Qu’il s’agisse d’animation ou de prises de vue réelles, aucune forme cinématographique ne peut restituer avec justesse (la Shoah)
Les propres parents du réalisateur, survivants de l’Holocauste, ont été déportés à Auschwitz la même semaine qu’Anne Frank et sa famille. Mais «qu’il s’agisse d’animation ou de prises de vue réelles, dit-il, aucune forme cinématographique ne peut restituer avec justesse» la Shoah. Ainsi, son film parle aussi de notre époque, avec cette idée brillante : confronter Kitty au nom d’Anne Frank, qui n’est pas seulement devenu, à Amsterdam, celui d’un musée, mais aussi d’une école, d’un pont ou encore d’un hôpital, et laisser la jeune fille découvrir que le monde après Anne n’a pas pris la direction de son esprit humaniste, mais plutôt de la haine dont elle a été victime. Anne Frank est partout, mais il faut la chercher… En s’engageant en faveur des migrants, et en faisant la rencontre d’Ava, une jeune réfugiée malienne à qui elle transmettra le Journal, Kitty réalise un devoir de mémoire rêvé, presque utopique. Pour Jani Thiltges, producteur du film, Kitty «est la jeune fille la plus drôle, la plus intelligente et la plus futée qu’on puisse imaginer». Elle «soulève des questions parfaitement cohérentes» et «défend les idéaux qu’elle estime juste et pour lesquels Anne se serait battue, elle aussi».
En version luxembourgeoise
Pour Ari Folman, le Luxembourg était déjà entré dans l’équation avec The Congress, dont une partie de l’animation avait été réalisée au Grand-Duché et le film coproduit par Paul Thiltges. Avec Where Is Anne Frank, le cinéaste s’est tourné cette fois vers Samsa Film. Un choix étonnant, tant de la part du réalisateur que du producteur, car en dépit de ses plus de 35 ans d’existence, et 80 films au compteur, la société de production n’avait jamais travaillé dans l’animation. Mais, fidèle à la confiance qu’il place dans le réalisateur et à la vision artistique de ce dernier, et avec «le sentiment que l’animation était la forme la mieux adaptée pour que l’héritage d’Anne Frank soit accessible aux générations d’aujourd’hui», Jani Thiltges s’est lancé dans l’aventure du «tout premier film sur la Shoah destiné aux enfants».
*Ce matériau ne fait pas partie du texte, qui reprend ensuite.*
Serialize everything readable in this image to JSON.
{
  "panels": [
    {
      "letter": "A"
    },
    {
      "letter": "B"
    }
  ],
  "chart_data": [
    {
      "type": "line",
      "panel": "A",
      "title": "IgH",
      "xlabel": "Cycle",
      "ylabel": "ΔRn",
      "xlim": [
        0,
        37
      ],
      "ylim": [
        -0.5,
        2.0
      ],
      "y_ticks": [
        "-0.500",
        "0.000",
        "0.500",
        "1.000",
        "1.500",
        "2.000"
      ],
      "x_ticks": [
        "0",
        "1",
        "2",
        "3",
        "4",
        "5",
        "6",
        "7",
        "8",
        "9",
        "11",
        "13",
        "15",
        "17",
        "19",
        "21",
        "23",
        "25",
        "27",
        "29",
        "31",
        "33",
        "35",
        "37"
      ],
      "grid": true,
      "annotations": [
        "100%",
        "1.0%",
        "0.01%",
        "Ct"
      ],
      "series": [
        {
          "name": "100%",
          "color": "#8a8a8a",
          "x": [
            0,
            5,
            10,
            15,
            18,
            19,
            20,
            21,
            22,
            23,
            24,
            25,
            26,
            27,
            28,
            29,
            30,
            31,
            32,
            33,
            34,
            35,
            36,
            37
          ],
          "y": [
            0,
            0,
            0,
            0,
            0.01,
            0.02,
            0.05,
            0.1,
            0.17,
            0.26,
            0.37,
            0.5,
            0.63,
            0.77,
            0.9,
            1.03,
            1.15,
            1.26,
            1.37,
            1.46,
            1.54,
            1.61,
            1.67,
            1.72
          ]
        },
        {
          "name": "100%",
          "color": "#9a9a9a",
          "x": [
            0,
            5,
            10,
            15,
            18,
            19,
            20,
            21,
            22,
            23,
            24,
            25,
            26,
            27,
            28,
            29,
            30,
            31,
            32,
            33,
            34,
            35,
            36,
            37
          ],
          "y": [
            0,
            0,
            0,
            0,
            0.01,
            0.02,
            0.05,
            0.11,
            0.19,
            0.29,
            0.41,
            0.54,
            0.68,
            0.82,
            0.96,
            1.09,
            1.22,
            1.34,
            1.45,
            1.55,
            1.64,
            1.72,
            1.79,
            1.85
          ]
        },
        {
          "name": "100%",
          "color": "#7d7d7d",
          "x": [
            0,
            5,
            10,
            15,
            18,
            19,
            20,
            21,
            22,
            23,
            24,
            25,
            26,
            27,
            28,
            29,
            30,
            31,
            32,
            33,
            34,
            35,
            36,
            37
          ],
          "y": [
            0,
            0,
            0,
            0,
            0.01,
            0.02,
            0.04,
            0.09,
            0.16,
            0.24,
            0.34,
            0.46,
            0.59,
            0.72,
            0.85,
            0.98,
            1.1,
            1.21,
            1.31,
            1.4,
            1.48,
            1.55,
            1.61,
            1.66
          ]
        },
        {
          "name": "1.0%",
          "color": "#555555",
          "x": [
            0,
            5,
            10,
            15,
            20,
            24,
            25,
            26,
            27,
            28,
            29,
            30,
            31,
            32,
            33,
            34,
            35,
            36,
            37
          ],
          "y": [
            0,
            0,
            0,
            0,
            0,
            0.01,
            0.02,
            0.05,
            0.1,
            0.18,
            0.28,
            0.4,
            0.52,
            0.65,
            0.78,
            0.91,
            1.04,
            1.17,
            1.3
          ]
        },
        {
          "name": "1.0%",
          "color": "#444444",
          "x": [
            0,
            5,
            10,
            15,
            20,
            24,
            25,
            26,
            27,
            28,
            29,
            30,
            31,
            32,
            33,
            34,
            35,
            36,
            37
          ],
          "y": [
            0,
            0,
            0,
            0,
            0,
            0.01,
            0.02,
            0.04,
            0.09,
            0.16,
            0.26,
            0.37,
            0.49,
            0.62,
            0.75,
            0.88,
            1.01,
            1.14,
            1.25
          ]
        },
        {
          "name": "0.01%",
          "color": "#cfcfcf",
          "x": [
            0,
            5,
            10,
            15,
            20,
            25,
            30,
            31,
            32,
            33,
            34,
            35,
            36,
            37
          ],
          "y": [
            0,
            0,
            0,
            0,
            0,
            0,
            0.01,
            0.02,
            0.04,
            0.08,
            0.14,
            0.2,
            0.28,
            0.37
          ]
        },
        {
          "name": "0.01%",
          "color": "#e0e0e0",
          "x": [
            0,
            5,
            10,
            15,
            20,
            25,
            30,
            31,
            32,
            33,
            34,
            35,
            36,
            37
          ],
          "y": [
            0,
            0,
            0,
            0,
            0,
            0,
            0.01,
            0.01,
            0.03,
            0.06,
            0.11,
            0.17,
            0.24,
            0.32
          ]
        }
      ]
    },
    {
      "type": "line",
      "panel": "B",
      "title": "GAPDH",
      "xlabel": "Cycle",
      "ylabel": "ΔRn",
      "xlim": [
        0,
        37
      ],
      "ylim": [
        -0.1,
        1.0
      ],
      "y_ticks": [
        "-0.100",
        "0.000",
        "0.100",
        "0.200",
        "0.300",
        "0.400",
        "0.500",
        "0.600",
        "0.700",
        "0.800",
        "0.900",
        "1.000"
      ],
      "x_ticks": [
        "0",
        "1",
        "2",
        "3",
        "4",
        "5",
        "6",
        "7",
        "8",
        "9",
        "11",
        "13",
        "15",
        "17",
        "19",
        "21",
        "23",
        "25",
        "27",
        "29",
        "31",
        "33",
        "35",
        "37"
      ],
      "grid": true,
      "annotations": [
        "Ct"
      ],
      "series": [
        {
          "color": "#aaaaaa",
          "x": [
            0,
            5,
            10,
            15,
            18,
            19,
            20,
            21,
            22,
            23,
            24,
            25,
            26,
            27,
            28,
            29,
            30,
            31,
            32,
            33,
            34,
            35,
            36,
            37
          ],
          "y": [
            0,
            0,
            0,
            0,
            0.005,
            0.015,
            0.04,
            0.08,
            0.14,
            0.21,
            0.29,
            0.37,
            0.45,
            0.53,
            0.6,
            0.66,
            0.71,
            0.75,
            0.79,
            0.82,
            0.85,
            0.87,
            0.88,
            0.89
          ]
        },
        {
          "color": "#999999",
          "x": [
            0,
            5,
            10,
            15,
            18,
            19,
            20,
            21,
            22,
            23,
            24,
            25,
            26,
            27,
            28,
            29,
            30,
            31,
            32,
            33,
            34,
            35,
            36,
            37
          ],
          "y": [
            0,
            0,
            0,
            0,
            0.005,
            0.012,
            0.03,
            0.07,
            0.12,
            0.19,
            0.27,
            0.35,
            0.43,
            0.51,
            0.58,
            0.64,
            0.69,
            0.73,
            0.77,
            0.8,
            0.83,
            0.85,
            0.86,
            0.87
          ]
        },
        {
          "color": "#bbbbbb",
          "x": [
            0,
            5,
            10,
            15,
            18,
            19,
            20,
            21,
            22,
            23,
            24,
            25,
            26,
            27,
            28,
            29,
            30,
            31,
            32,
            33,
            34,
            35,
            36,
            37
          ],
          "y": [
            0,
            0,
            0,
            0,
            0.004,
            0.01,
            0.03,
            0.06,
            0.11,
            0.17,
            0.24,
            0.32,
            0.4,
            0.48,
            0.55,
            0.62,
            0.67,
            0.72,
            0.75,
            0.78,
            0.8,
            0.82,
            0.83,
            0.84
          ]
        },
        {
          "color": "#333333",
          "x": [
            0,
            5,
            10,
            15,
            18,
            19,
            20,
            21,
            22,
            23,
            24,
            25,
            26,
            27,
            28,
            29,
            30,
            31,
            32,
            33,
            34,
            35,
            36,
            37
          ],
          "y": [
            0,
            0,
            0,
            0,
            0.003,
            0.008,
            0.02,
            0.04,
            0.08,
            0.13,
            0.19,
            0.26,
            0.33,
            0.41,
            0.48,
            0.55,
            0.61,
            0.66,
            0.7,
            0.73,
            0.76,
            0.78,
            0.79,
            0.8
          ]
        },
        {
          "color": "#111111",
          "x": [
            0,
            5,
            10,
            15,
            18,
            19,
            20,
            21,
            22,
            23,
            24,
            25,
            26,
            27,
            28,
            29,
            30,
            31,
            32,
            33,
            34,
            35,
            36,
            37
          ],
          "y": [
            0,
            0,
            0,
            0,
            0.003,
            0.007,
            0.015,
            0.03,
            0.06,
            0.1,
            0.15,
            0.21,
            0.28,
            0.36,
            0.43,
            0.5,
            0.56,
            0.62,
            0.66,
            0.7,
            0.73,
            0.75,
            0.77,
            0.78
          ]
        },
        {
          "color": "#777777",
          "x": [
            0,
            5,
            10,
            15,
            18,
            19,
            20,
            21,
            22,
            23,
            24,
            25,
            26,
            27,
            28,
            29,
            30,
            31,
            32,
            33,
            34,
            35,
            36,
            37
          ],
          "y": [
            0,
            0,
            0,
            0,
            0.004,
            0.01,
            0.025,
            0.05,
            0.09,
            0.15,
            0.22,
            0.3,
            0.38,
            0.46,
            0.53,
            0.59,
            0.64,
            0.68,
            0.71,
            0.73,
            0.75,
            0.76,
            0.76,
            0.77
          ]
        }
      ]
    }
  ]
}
Mieux encore : la sortie du film, aujourd’hui, dans les salles du pays, se fait… en version luxembourgeoise, accompagnée du titre de rigueur, Wou ass d’Anne Frank. La version originale (en anglais) devrait suivre, mais l’existence d’un doublage en luxembourgeois est aussi l’heureuse conséquence d’un film aux nombreuses nationalités, produit dans cinq pays. «J’ai produit beaucoup de films, mais je n’aurais pu produire celui-ci seul. C’est mon premier – et sans doute mon dernier – film d’animation», glisse le producteur. Mais en fin de compte, le plus important reste toujours le résultat : «Quand j’ai découvert le film finalisé (…) j’étais fier et ému parce qu’il s’agit d’un film important et qu’il fallait le faire aujourd’hui, étant donné tous les problèmes liés au racisme, à l’immigration et aux différentes formes de violence que nous rencontrons à l’heure actuelle (…) C’est ce dont je suis le plus fier», conclut Jani Thiltges.